Questa crescita, però, non riguarda tutti allo stesso modo. Il sistema dei concerti si sta polarizzando. Da un lato mega-eventi negli stadi e nei grandi festival, sostenuti da circuiti di ticket sempre più centralizzati come TicketOne e Ticketmaster, che gestiscono l’intera filiera: dalla promozione alla vendita dei biglietti fino al marketing e alla raccolta dati sugli spettatori. Dall’altro una rete più fragile di club, locali e piccoli spazi indipendenti, esposta all’aumento di costi, alla concorrenza dei grandi eventi e alla trasformazione delle abitudini dei consumi.

In Europa centinaia di piccoli locali hanno chiuso negli ultimi anni: solo nel Regno Unito, riferisce il Guardian, un locale su quattro ha cessato l’attività dal 2020, mentre quasi uno su due di quelli rimasti opera in perdita. Non esistono numeri precisi sui live club puri in Italia (ovvero gli spazi dove gli artisti si esibiscono dal vivo), ma negli ultimi 15 anni hanno chiuso oltre duemila locali notturni e discoteche, per l’aumento dei costi di gestione, normative più rigide e cambiamento delle abitudini dei giovani. Ma senza questi spazi, avvertono diverse organizzazioni di settore, rischia di scomparire il vero “vivaio” dell’industria musicale, luoghi in cui si formano gli artisti e si costruiscono le comunità di ascolto.

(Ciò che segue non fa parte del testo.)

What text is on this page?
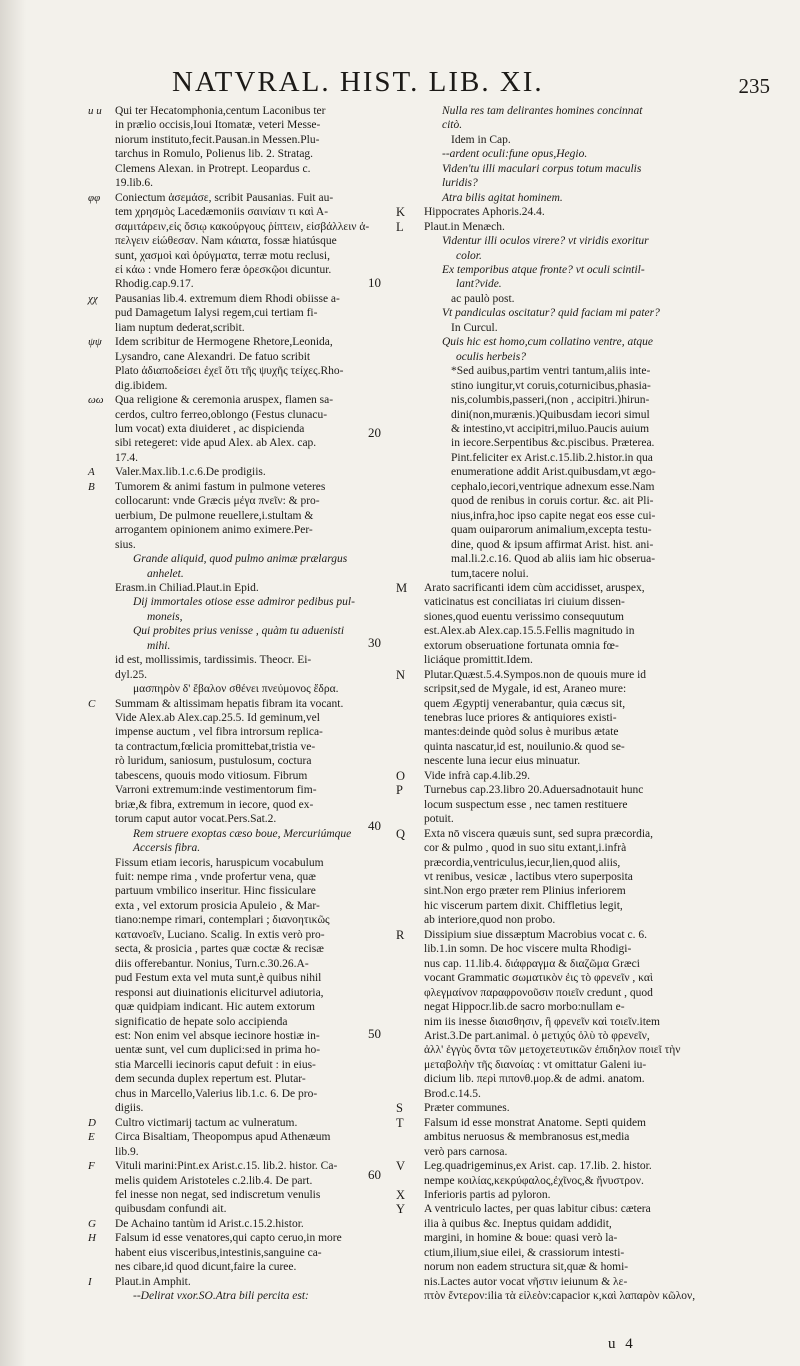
NATVRAL. HIST. LIB. XI.	235
10
20
30
40
50
60
u u	Qui ter Hecatomphonia,centum Laconibus ter
in prælio occisis,Ioui Itomatæ, veteri Messe-
niorum instituto,fecit.Pausan.in Messen.Plu-
tarchus in Romulo, Polienus lib. 2. Stratag.
Clemens Alexan. in Protrept. Leopardus c.
19.lib.6.
φφ	Coniectum ἀσεμάσε, scribit Pausanias. Fuit au-
tem χρησμὸς Lacedæmoniis σαινίαιν τι καὶ Α-
σαμιτάρειν,εἰς ὅσιῳ κακούργους ῥίπτειν, εἰσβάλλειν ἀ-
πελγειν εἰώθεσαν. Nam κάιατα, fossæ hiatúsque
sunt, χασμοὶ καὶ ὀρύγματα, terræ motu reclusi,
εἰ κάω : vnde Homero feræ ὀρεσκῷοι dicuntur.
Rhodig.cap.9.17.
χχ	Pausanias lib.4. extremum diem Rhodi obiisse a-
pud Damagetum Ialysi regem,cui tertiam fi-
liam nuptum dederat,scribit.
ψψ	Idem scribitur de Hermogene Rhetore,Leonida,
Lysandro, cane Alexandri. De fatuo scribit
Plato ἀδιαποδείσει ἐχεῖ ὅτι τῆς ψυχῆς τείχες.Rho-
dig.ibidem.
ωω Qua religione & ceremonia aruspex, flamen sa-
cerdos, cultro ferreo,oblongo (Festus clunacu-
lum vocat) exta diuideret , ac dispicienda
sibi retegeret: vide apud Alex. ab Alex. cap.
17.4.
A	Valer.Max.lib.1.c.6.De prodigiis.
B	Tumorem & animi fastum in pulmone veteres
collocarunt: vnde Græcis μέγα πνεῖν: & pro-
uerbium, De pulmone reuellere,i.stultam &
arrogantem opinionem animo eximere.Per-
sius.
Grande aliquid, quod pulmo animæ prælargus
anhelet.
Erasm.in Chiliad.Plaut.in Epid.
Dij immortales otiose esse admiror pedibus pul-
moneis,
Qui probites prius venisse , quàm tu aduenisti
mihi.
id est, mollissimis, tardissimis. Theocr. Ei-
dyl.25.
μασπηρὸν δ' ἔβαλον σθένει πνεύμονος ἔδρα.
C	Summam & altissimam hepatis fibram ita vocant.
Vide Alex.ab Alex.cap.25.5. Id geminum,vel
impense auctum , vel fibra introrsum replica-
ta contractum,fœlicia promittebat,tristia ve-
rò luridum, saniosum, pustulosum, coctura
tabescens, quouis modo vitiosum. Fibrum
Varroni extremum:inde vestimentorum fim-
briæ,& fibra, extremum in iecore, quod ex-
torum caput autor vocat.Pers.Sat.2.
Rem struere exoptas cæso boue, Mercuriúmque
Accersis fibra.
Fissum etiam iecoris, haruspicum vocabulum
fuit: nempe rima , vnde profertur vena, quæ
partuum vmbilico inseritur. Hinc fissiculare
exta , vel extorum prosicia Apuleio , & Mar-
tiano:nempe rimari, contemplari ; διανοητικῶς
κατανοεῖν, Luciano. Scalig. In extis verò pro-
secta, & prosicia , partes quæ coctæ & recisæ
diis offerebantur. Nonius, Turn.c.30.26.A-
pud Festum exta vel muta sunt,è quibus nihil
responsi aut diuinationis eliciturvel adiutoria,
quæ quidpiam indicant. Hic autem extorum
significatio de hepate solo accipienda
est: Non enim vel absque iecinore hostiæ in-
uentæ sunt, vel cum duplici:sed in prima ho-
stia Marcelli iecinoris caput defuit : in eius-
dem secunda duplex repertum est. Plutar-
chus in Marcello,Valerius lib.1.c. 6. De pro-
digiis.
D	Cultro victimarij tactum ac vulneratum.
E	Circa Bisaltiam, Theopompus apud Athenæum
lib.9.
F	Vituli marini:Pint.ex Arist.c.15. lib.2. histor. Ca-
melis quidem Aristoteles c.2.lib.4. De part.
fel inesse non negat, sed indiscretum venulis
quibusdam confundi ait.
G	De Achaino tantùm id Arist.c.15.2.histor.
H	Falsum id esse venatores,qui capto ceruo,in more
habent eius visceribus,intestinis,sanguine ca-
nes cibare,id quod dicunt,faire la curee.
I	Plaut.in Amphit.
--Delirat vxor.SO.Atra bili percita est:
Nulla res tam delirantes homines concinnat
citò.
Idem in Cap.
--ardent oculi:fune opus,Hegio.
Viden'tu illi maculari corpus totum maculis
luridis?
Atra bilis agitat hominem.
K	Hippocrates Aphoris.24.4.
L	Plaut.in Menæch.
Videntur illi oculos virere? vt viridis exoritur
color.
Ex temporibus atque fronte? vt oculi scintil-
lant?vide.
ac paulò post.
Vt pandiculas oscitatur? quid faciam mi pater?
In Curcul.
Quis hic est homo,cum collatino ventre, atque
oculis herbeis?
*Sed auibus,partim ventri tantum,aliis inte-
stino iungitur,vt coruis,coturnicibus,phasia-
nis,columbis,passeri,(non , accipitri.)hirun-
dini(non,murænis.)Quibusdam iecori simul
& intestino,vt accipitri,miluo.Paucis auium
in iecore.Serpentibus &c.piscibus. Præterea.
Pint.feliciter ex Arist.c.15.lib.2.histor.in qua
enumeratione addit Arist.quibusdam,vt ægo-
cephalo,iecori,ventrique adnexum esse.Nam
quod de renibus in coruis cortur. &c. ait Pli-
nius,infra,hoc ipso capite negat eos esse cui-
quam ouiparorum animalium,excepta testu-
dine, quod & ipsum affirmat Arist. hist. ani-
mal.li.2.c.16. Quod ab aliis iam hic obserua-
tum,tacere nolui.
M	Arato sacrificanti idem cùm accidisset, aruspex,
vaticinatus est conciliatas iri ciuium dissen-
siones,quod euentu verissimo consequutum
est.Alex.ab Alex.cap.15.5.Fellis magnitudo in
extorum obseruatione fortunata omnia fœ-
liciáque promittit.Idem.
N	Plutar.Quæst.5.4.Sympos.non de quouis mure id
scripsit,sed de Mygale, id est, Araneo mure:
quem Ægyptij venerabantur, quia cæcus sit,
tenebras luce priores & antiquiores existi-
mantes:deinde quòd solus è muribus ætate
quinta nascatur,id est, nouilunio.& quod se-
nescente luna iecur eius minuatur.
O	Vide infrà cap.4.lib.29.
P	Turnebus cap.23.libro 20.Aduersadnotauit hunc
locum suspectum esse , nec tamen restituere
potuit.
Q	Exta nō viscera quæuis sunt, sed supra præcordia,
cor & pulmo , quod in suo situ extant,i.infrà
præcordia,ventriculus,iecur,lien,quod aliis,
vt renibus, vesicæ , lactibus vtero superposita
sint.Non ergo præter rem Plinius inferiorem
hic viscerum partem dixit. Chiffletius legit,
ab interiore,quod non probo.
R	Dissipium siue dissæptum Macrobius vocat c. 6.
lib.1.in somn. De hoc viscere multa Rhodigi-
nus cap. 11.lib.4. διάφραγμα & διαζῶμα Græci
vocant Grammatic σωματικὸν ἐις τὸ φρενεῖν , καὶ
φλεγμαίνον παραφρονοῦσιν ποιεῖν credunt , quod
negat Hippocr.lib.de sacro morbo:nullam e-
nim iis inesse διαισθησιν, ἢ φρενεῖν καὶ τοιεῖν.item
Arist.3.De part.animal. ὁ μετιχύς ὀλὺ τὸ φρενεῖν,
ἀλλ' ἐγγὺς ὄντα τῶν μετοχετευτικῶν ἐπιδηλον ποιεῖ τὴν
μεταβολὴν τῆς διανοίας : vt omittatur Galeni iu-
dicium lib. περὶ πιπονθ.μορ.& de admi. anatom.
Brod.c.14.5.
S	Præter communes.
T	Falsum id esse monstrat Anatome. Septi quidem
ambitus neruosus & membranosus est,media
verò pars carnosa.
V	Leg.quadrigeminus,ex Arist. cap. 17.lib. 2. histor.
nempe κοιλίας,κεκρύφαλος,ἐχῖνος,& ἤνυστρον.
X	Inferioris partis ad pyloron.
Y	A ventriculo lactes, per quas labitur cibus: cætera
ilia à quibus &c. Ineptus quidam addidit,
margini, in homine & boue: quasi verò la-
ctium,ilium,siue eilei, & crassiorum intesti-
norum non eadem structura sit,quæ & homi-
nis.Lactes autor vocat νῆστιν ieiunum & λε-
πτὸν ἔντερον:ilia τὰ εἰλεὸν:capacior κ,καὶ λαπαρὸν κῶλον,
u 4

Secondo Midia Research, “il futuro del live sarà sempre più ibrido, con esperienze pensate per esistere contemporaneamente online e offline”. Il tour mondiale di Taylor Swift è stato accompagnato da una distribuzione cinematografica delle performance, mentre i BTS, Billie Eilish e Dua Lipa hanno fatto concerti in streaming. E i concerti in realtà virtuale, per ora, sono ancora un segmento di nicchia, ma in crescita. Il progetto Abba Voyage a Londra, con gli avatar dei quattro componenti del gruppo svedese e tecnologie immersive, è considerato il primo modello di concerto virtuale su larga scala. Mentre su VrChat vengono ospitati Dj set e live digitali seguiti da utenti da tutto il mondo.

Non è ancora chiaro quale forma prenderà la musica nei prossimi anni. Ma il bisogno di condividerla è destinato a restare.